Admaston gently removed his hand. There was a swish of skirts, one deep sob, and then the door closed behind Alice Attwill.
Peggy went up to her husband and clung lovingly to his arm.
She looked at Collingwood. "Colling," she said, "how on earth did you find out?"
Collingwood pointed to the blotter. "Look there," he said.
Peggy and Admaston, still clinging together, went up to the writing-table and stared as if fascinated at the fatal and decisive page.
"Poor Alice!" Collingwood said. "I suppose it is because I have been a bit of a blackguard myself that I can't help feeling sorry for her. Perhaps, Admaston, you will find it in your heart, when the great case is withdrawn to-morrow, to let her down as lightly as possible."
He hesitated for a moment, and then he said in a quiet voice, "I think in her heart she really loved you, don't you know."
Admaston nodded.
"Yes, yes; I see," he said. "I will do what I can."
Collingwood, realising that he had been emotional, pulled himself together with immense aplomb. "It must be a comforting and flattering reflection that, but for the fit of nerves which caused Alice to write that second letter three days ago, there is probably not a judge nor jury in the world which would have refused to make you miserable for life, Admaston."
"You are right, Colling," he said; "but at the moment when no judge nor jury would have doubted her guilt—then, for the first time, I knew in my heart she was innocent."
Collingwood had listened to this, but had also been moving slowly towards the door of the drawing-room.

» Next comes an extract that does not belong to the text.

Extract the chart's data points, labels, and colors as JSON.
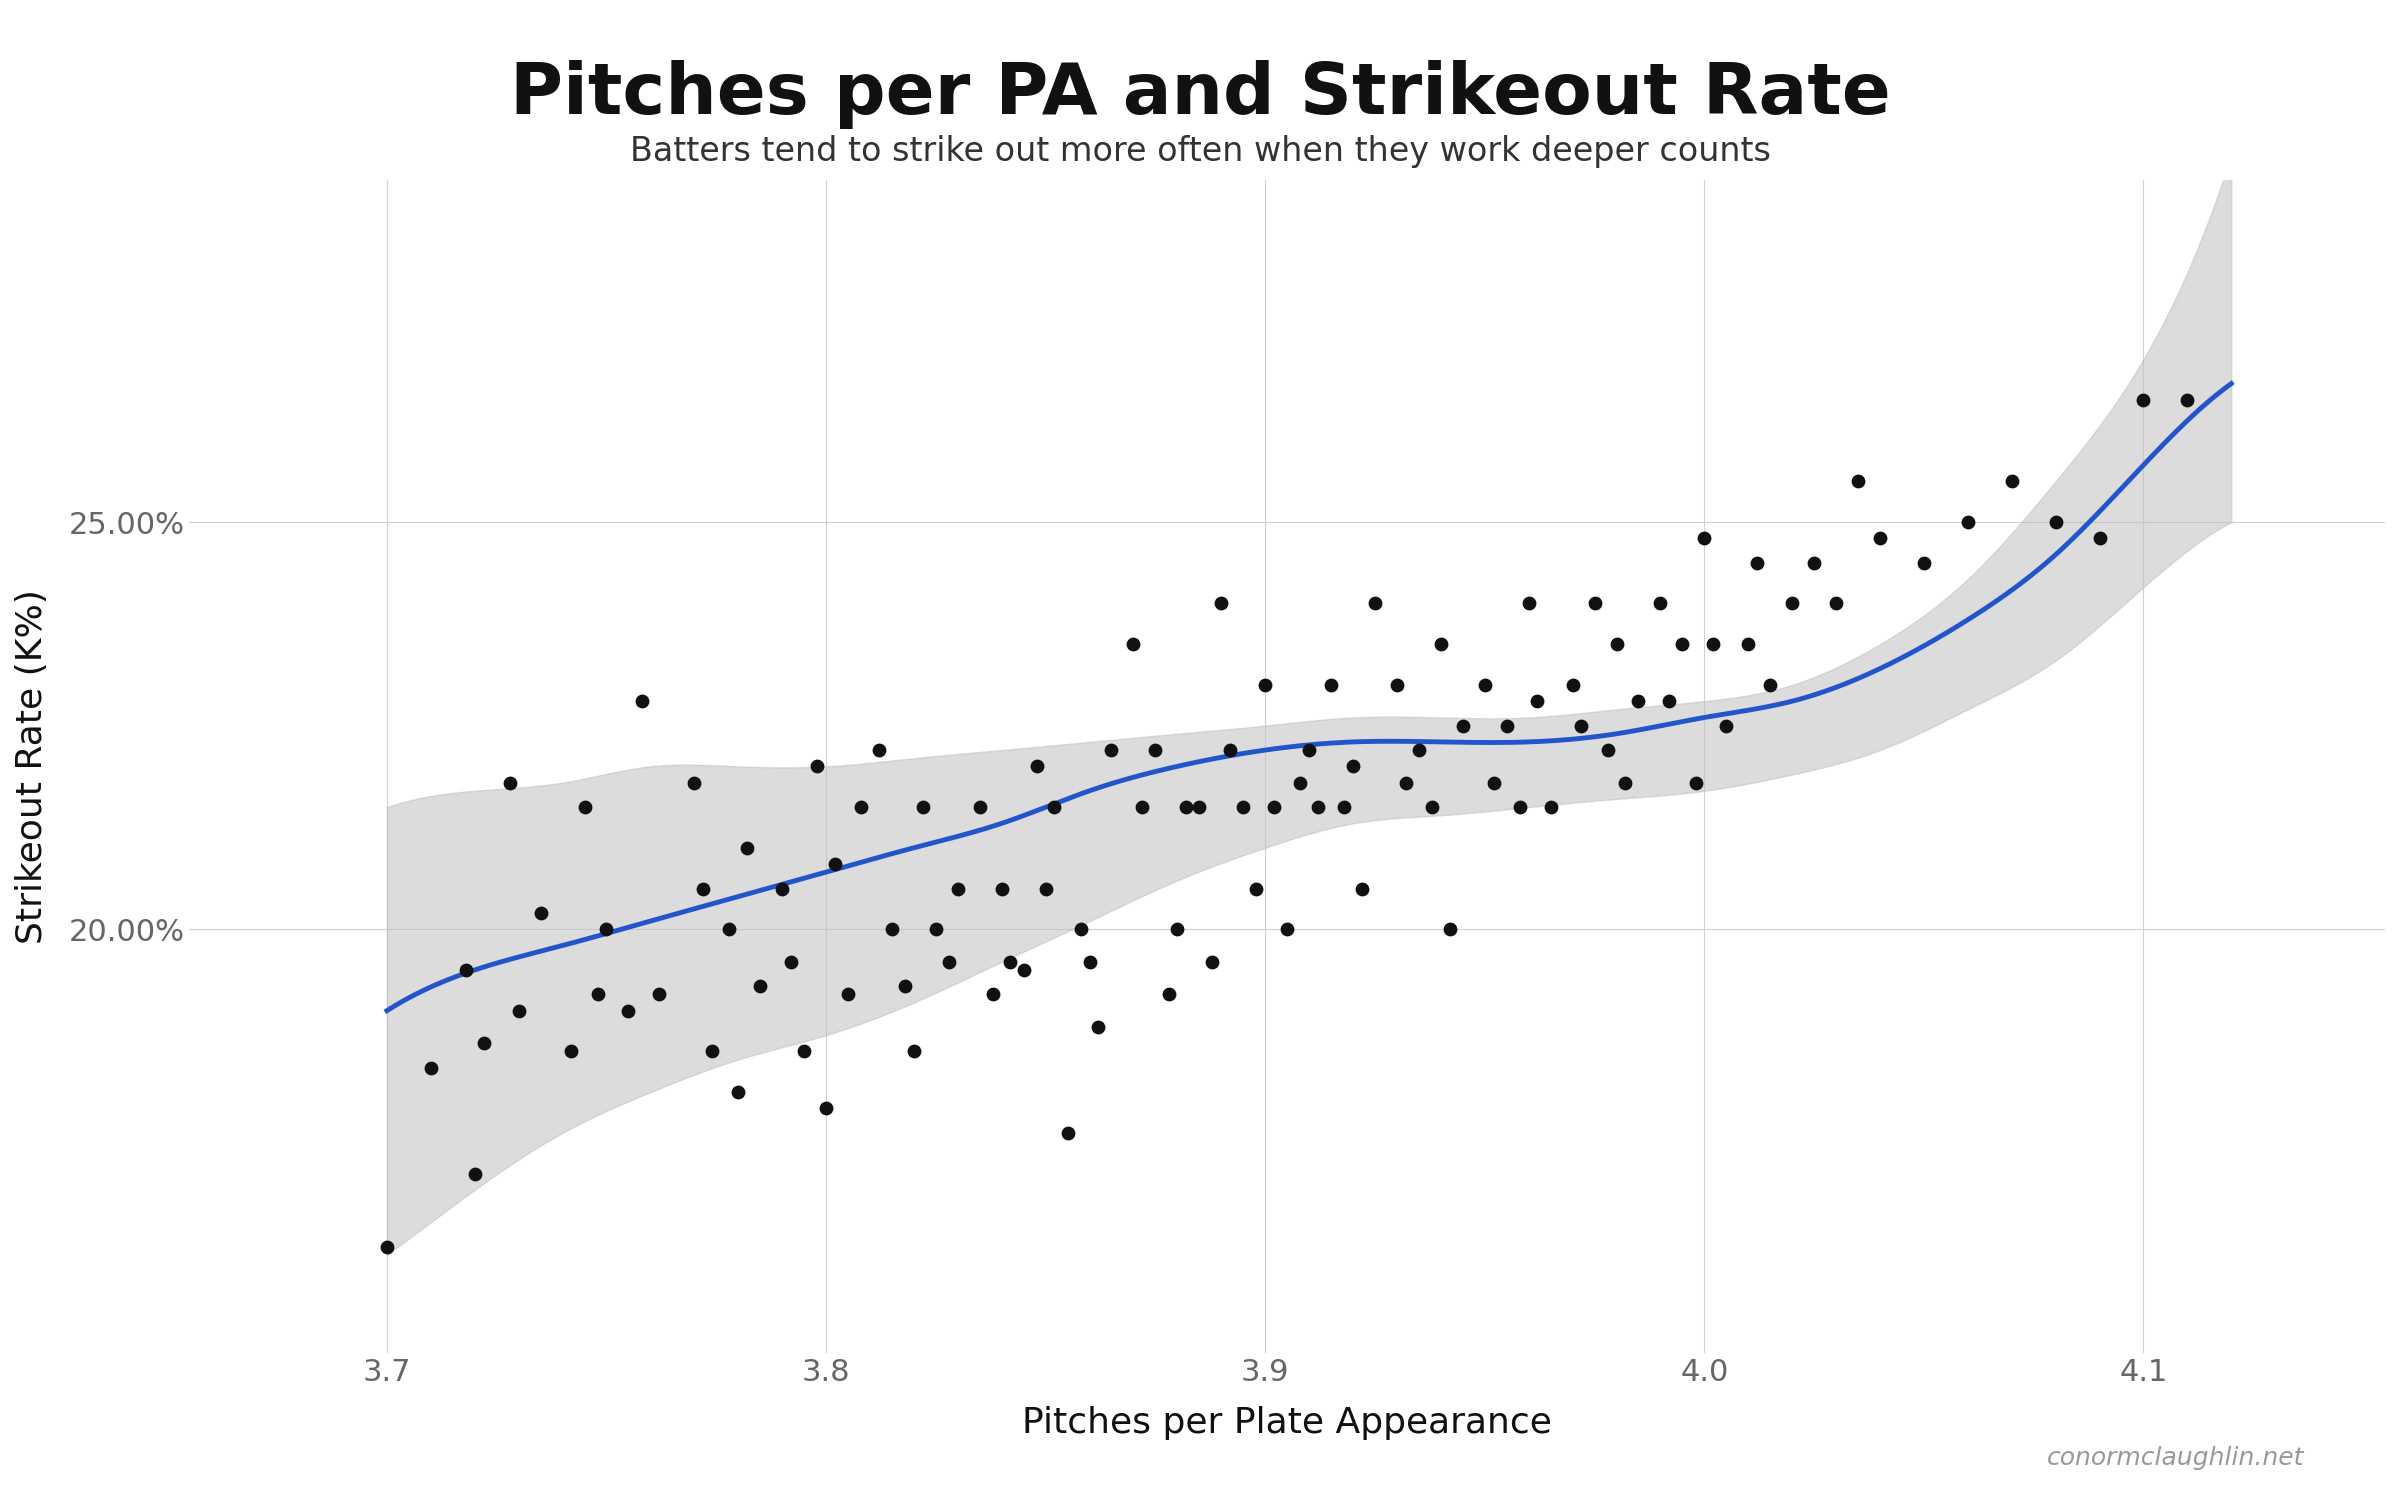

"But you, Colling——" Peggy said.
Collingwood's hand was upon the door. "Never mind about me," he said. "Peggy, I did a rotten thing because I cared for you, but I've tried to play the game since for the same reason; and if George can really forgive me for just the same reason——"
He stopped, looking with a wan, pathetic, but very tender face at the two who stood there clinging to each other.
Peggy looked up into her husband's face. "George!" she said quietly.
"—I think I'll go on playing it," Collingwood ended.
Admaston did not look at Collingwood, but he looked down at his wife. Then he lifted his head and smiled with a sort of grave kindness at the man by the door.
"I think I can forgive you anything to-day, Colling," he said.
Collingwood half turned the handle. "Good-bye, then, little Butterfly," he said, and there was a dreadful pain in his voice.
Peggy looked up into her husband's face.
What she saw there satisfied her.
She left him and walked shyly towards Collingwood and held out her hand.
He took it, bowed over it as if to kiss it, refrained, and then opened the door.
"Your wings are not really broken—not really," he said in a voice which was absolutely broken.
There was a sound of the soft closing of a door—a little click as it fell into place.
Peggy ran back to her husband and put her hands upon his shoulders.
"My husband!" she said.
He caught her in his arms—in his strong arms.